Ride-hailing business has slowed after the pandemic, and Ola needs new growth boosters to gain momentum ahead of its IPO. The company is diversifying to selling pre-owned cars and reattempting food and grocery plays. Will the strategy deliver?
November 15, 2021
11 Min Read
It’s hard to imagine how Bhavish Aggarwal feels right now. The two ventures he founded are on very different trajectories: one faces considerable headwinds, another the best conditions.
Ola, launched in 2010, became a market leader in mobility after 17 funding rounds and a bruising battle with competitors, mainly Uber. But the pandemic upended the ride-hailing sector, blunting Ola’s hard-earned advantage and slowing growth.
Four-year-old Ola Electric, in contrast, is one of the fastest startups in the electric vehicle (EV) space to raise capital and land a valuation of $2.7 billion (as of October 2021), according to regulatory filings. Media reports indicate the firm has hired bankers to raise an additional $1 billion.
Aggarwal has effectively seen both sides of fundraising. “It took him over a decade to build Ola. But just four years after launch, Ola Electric is already close to exceeding Ola’s valuation (at least in the secondary market),” said a person tracking Ola’s journey.
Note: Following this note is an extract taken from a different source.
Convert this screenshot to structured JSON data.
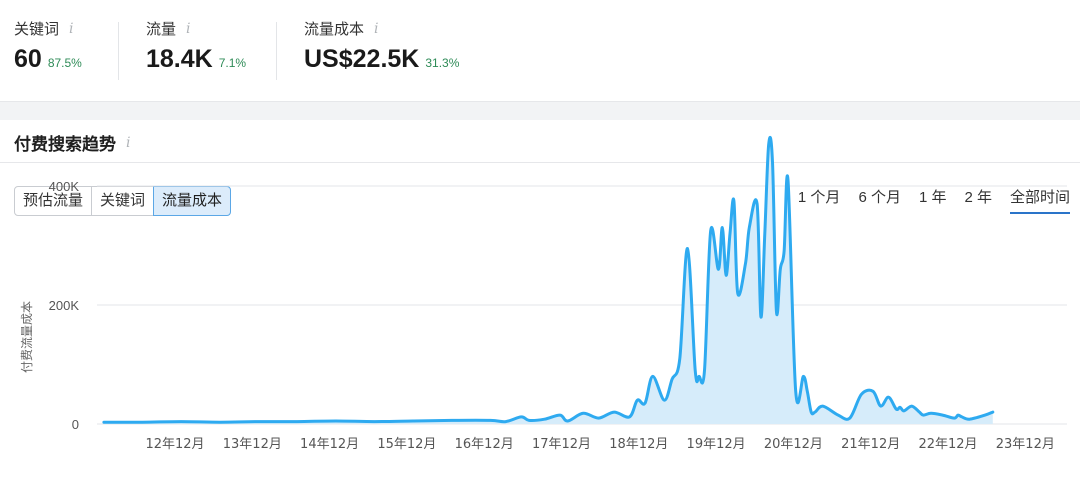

This is a crucial moment for Ola as it eyes momentum and a pickup in valuation ahead of its planned initial public offering (IPO). To get there, it is diversifying to new and newish business areas:
ANI Technologies, Ola’s parent company, is eyeing a new funding round that will help it benchmark its share price ahead of an IPO. The company is targeting a market debut at a valuation of $12-15 billion
Ola’s parent company, ANI Technologies, is in talks to raise fresh funds at a valuation of $7 billion, two people briefed on the development told The CapTable. In July, Warburg Pincus and Temasek Holdings bought $500 million of Ola shares from existing investors Tiger Global and Matrix Partners India at a $3.8-billion valuation.